DR DUTTON: And then — because you’re wanting to hide this kind of thing from other people — and yet be successful in moving quickly. The other is: Walking on uneven ground, putting the toe down first. And not the heel. It’s toe walking. My friend Daniel Kish, who runs World Vision for the Blind, who is an echolocator, and totally blind, when you watch him carefully, he toe walks on rough ground all the time. Because he probes it before he weight bears. And so he finds a hole in the ground instantly that way, before he weight bears. So toe down. Probe before you weight bear is another technique which can be effective. So there’s some ideas.
DR ADIO: Toe down, probe, and find the way down. Okay. That was very nice. Thank you very much. So we have enjoyed Professor Dutton. He has been speaking to us for the last few 30, 40 minutes on cerebral visual impairment. We have seen how to understand what the features are.

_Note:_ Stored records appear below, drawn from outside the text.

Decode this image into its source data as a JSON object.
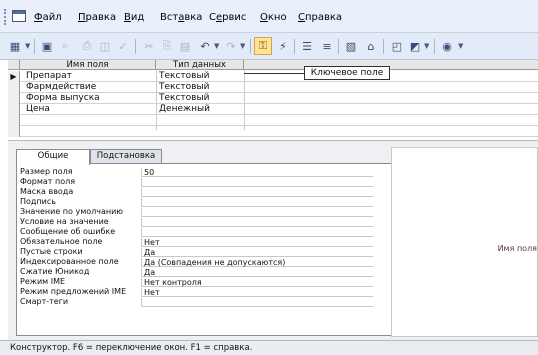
{
  "menu": {
    "items": [
      {
        "pre": "",
        "ul": "Ф",
        "post": "айл"
      },
      {
        "pre": "",
        "ul": "П",
        "post": "равка"
      },
      {
        "pre": "",
        "ul": "В",
        "post": "ид"
      },
      {
        "pre": "Вст",
        "ul": "а",
        "post": "вка"
      },
      {
        "pre": "С",
        "ul": "е",
        "post": "рвис"
      },
      {
        "pre": "",
        "ul": "О",
        "post": "кно"
      },
      {
        "pre": "",
        "ul": "С",
        "post": "правка"
      }
    ]
  },
  "grid": {
    "headers": {
      "name": "Имя поля",
      "type": "Тип данных"
    },
    "current_marker": "▶",
    "rows": [
      {
        "name": "Препарат",
        "type": "Текстовый"
      },
      {
        "name": "Фармдействие",
        "type": "Текстовый"
      },
      {
        "name": "Форма выпуска",
        "type": "Текстовый"
      },
      {
        "name": "Цена",
        "type": "Денежный"
      }
    ]
  },
  "callout": {
    "label": "Ключевое поле"
  },
  "properties": {
    "tabs": [
      "Общие",
      "Подстановка"
    ],
    "rows": [
      {
        "label": "Размер поля",
        "value": "50"
      },
      {
        "label": "Формат поля",
        "value": ""
      },
      {
        "label": "Маска ввода",
        "value": ""
      },
      {
        "label": "Подпись",
        "value": ""
      },
      {
        "label": "Значение по умолчанию",
        "value": ""
      },
      {
        "label": "Условие на значение",
        "value": ""
      },
      {
        "label": "Сообщение об ошибке",
        "value": ""
      },
      {
        "label": "Обязательное поле",
        "value": "Нет"
      },
      {
        "label": "Пустые строки",
        "value": "Да"
      },
      {
        "label": "Индексированное поле",
        "value": "Да (Совпадения не допускаются)"
      },
      {
        "label": "Сжатие Юникод",
        "value": "Да"
      },
      {
        "label": "Режим IME",
        "value": "Нет контроля"
      },
      {
        "label": "Режим предложений IME",
        "value": "Нет"
      },
      {
        "label": "Смарт-теги",
        "value": ""
      }
    ],
    "hint": "Имя поля"
  },
  "status": {
    "text": "Конструктор.  F6 = переключение окон.  F1 = справка."
  }
}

So we have to carefully examine our kids, the children who come in, carefully evaluate, ask the parents questions, because the parents spend most of the time with these kids. It’s very important to educate them, and so that they understand also the kinds of issues their own child has. So I have to see them periodically, to gauge their progress. And also offer advice on what to do, step by step. Each milestone that is achieved is also celebrated. So that is a very wonderful discussion we just had. If you have any more questions, you can send them to me. I’ll forward them to him. And I’m sure he would gladly do that and answer them for us. I will send them back all to you. And finally, thank you very much, Professor Gordon.